1) Primeiramente, você poderia se apresentar, por favor? E talvez falar um pouco sobre sua história com RPGs e com a abordagem freeform.
Meu nome é Norbert Gerald Matausch. Sou alemão e vivi nos Estados Unidos por alguns anos. Sou designer de jogos e cheguei a vender alguns profissionalmente. E amo jogar RPGs. Mas ser autor de RPGs não é minha principal atuação profissional. Eu sou um pastor em um templo livre – eu caso pessoas. Essa é minha profissão e minha paixão. Também sou instrutor de estilos de luta baseados em auto-defesa. Minha jornada com RPGs começou em 1984, quando minha avó me comprou a 1ª edição de Das Schwarze Auge (The Dark Eye). Em 1989 a 1ª edição de Shadowrun foi publicada e permanece até hoje como um dos meus cenários favoritos de todos os tempos. Em 1991 Amber Diceless surgiu e mudou tudo para mim.

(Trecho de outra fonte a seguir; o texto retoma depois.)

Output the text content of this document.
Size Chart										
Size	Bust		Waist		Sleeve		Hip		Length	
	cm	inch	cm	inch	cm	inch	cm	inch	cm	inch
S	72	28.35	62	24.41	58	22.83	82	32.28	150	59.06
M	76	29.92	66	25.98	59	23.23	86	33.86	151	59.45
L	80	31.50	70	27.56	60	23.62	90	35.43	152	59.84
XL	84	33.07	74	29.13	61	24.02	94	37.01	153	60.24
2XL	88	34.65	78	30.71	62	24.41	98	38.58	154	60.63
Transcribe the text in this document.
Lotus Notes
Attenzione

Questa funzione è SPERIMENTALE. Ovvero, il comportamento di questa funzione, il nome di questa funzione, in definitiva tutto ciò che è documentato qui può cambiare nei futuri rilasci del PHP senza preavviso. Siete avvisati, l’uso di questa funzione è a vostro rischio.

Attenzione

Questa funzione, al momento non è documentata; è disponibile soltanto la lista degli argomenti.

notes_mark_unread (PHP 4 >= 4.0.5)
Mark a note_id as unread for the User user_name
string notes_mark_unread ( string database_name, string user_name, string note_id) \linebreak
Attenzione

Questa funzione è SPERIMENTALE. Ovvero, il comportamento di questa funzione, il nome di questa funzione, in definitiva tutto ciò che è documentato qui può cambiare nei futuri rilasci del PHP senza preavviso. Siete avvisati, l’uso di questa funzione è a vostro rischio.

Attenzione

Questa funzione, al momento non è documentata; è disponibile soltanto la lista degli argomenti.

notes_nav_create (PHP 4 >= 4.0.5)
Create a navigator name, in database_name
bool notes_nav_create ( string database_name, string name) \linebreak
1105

Desse ponto em diante eu mestrei todos meus jogos a partir de uma abordagem freeform e praticamente sem rolagem de dados. A Free Kriegsspiel Revolution é um resultado direto disso.
2) Baseado nisso, você pode dizer mais sobre a ideia por trás do “Free Kriegsspiel Revolution”?
FKR simboliza o desejo de retornar a uma era mais simples, antes mesmo do surgimento do D&D. É o desejo de usar todos livros, todos filmes, todas tirinhas cômicas, toda peça artística como cenário e, então, simplesmente jogar. Antes do surgimento do D&D todos roleplayers jogavam dessa forma pois não existiam regras publicadas. FKR, para mim, é liberdade e alegria, a liberdade de jogar como quando éramos crianças – só que (esperançosamente) com conteúdos e comportamentos mais maduros.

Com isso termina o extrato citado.